愕然とする。ウエディングドレスの女は左手で燕尾服の男の襟を摑み、どこから持ってきたのか、仰け反っている相手の左胸に刃渡り二十センチ程度のおおきな包丁を右手で突き立てていた。燕尾服の男は絶命していただろうが、その顔はまだ笑っていた。まるでこのことが初めから解っていたかのように。
ウエディングドレスの女が左手を離す。燕尾服の男はそのまま左胸に包丁をたてつけたまま仰向けに倒れる。それを見届けるとウエディングドレスの女はゆっくりとこちらを振り返った。
恐怖、を感じた。今にもウエディングドレスを着た悪魔がこちらに走ってきて自分の首をそのか細い長い腕で、締め付けるのでは無いだろうかという不安の所為で。

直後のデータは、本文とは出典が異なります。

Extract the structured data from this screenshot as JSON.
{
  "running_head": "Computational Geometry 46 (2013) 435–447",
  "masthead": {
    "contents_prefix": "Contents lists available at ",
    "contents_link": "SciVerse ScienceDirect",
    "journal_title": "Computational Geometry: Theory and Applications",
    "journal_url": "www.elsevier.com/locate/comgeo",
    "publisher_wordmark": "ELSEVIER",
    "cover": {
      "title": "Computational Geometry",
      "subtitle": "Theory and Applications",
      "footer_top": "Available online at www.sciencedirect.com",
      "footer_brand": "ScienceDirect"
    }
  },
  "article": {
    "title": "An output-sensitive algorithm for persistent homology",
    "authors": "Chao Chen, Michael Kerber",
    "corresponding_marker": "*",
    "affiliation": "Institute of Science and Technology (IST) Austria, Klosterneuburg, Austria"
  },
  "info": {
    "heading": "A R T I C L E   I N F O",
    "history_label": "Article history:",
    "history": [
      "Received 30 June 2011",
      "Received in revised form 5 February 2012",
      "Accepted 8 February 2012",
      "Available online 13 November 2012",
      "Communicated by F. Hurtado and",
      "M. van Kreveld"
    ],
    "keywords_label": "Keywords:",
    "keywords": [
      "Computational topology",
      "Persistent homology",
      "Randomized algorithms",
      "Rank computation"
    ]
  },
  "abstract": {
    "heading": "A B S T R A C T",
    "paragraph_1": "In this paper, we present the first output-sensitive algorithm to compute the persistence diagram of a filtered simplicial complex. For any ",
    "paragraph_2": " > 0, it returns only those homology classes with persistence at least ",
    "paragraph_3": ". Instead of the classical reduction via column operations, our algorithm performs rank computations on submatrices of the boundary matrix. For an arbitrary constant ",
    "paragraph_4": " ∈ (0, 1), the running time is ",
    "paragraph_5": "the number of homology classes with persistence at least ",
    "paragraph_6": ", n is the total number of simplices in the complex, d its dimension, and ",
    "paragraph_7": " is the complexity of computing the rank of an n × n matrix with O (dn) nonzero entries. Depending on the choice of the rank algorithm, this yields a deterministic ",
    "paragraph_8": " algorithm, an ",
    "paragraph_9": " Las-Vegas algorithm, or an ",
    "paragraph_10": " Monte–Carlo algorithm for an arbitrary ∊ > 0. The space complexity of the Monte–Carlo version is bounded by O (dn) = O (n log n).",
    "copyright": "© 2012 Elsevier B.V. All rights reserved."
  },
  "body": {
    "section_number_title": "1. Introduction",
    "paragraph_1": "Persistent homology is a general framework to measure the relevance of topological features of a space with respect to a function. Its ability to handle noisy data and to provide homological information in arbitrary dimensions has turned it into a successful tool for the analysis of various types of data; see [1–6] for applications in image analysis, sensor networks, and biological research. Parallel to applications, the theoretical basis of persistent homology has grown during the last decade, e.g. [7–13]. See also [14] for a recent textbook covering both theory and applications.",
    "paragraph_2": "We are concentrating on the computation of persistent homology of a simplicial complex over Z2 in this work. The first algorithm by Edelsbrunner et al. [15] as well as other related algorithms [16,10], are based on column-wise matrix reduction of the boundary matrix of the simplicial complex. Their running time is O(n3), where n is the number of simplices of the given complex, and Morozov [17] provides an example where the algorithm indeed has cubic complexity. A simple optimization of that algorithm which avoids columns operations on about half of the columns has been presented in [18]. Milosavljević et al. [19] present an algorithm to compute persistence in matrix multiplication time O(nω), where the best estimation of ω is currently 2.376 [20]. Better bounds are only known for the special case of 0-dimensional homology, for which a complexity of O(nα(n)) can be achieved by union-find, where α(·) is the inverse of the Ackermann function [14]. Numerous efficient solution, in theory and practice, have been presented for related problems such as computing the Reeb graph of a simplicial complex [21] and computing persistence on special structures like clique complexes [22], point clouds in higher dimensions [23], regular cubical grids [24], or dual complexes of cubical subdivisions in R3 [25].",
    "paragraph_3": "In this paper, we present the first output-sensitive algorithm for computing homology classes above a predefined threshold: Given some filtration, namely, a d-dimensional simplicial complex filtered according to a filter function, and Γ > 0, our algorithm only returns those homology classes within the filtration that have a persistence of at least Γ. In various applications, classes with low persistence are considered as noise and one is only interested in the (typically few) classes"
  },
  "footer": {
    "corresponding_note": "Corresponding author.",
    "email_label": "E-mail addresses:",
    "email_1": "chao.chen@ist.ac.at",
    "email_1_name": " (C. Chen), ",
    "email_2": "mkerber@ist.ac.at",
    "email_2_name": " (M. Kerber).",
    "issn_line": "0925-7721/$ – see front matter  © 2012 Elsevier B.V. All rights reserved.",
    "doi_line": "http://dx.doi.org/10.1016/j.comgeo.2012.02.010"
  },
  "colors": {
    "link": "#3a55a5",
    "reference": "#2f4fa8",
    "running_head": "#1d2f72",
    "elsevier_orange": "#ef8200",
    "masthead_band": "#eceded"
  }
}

けれども、ウエディングドレスの女はこちらを一瞥すると、まるで興味が無いかのようにこちらを無視して背を向けた。それから、大写しのモノクロームの写真を額ごと壁から無理矢理引っぺがしてそれを両腕の中に収めた。ウエディングドレスの女は写真に向かって何かを呟き始めた。
すると急に周りの機械達が稼動を再開し、辺りは金属どうしの交わる轟音で包まれた。先ほどとは桁の違う音量に思わず耳を両手で塞いだ。
あまりの騒音。機械の稼動を止める為に、奥へ行く。幸いウエディングドレスの女はこちらに興味が無いようだ。手当たり次第に機械を触る。けれども一切稼動を停止する素振りを見せない。
苛立った。拳を堅く握り、手当たり次第に触った機械達を殴りつける。手は間も無く朱色に染まってゆく。それでも止める事は出来無い。この音を聞き続ける方がよほど辛い。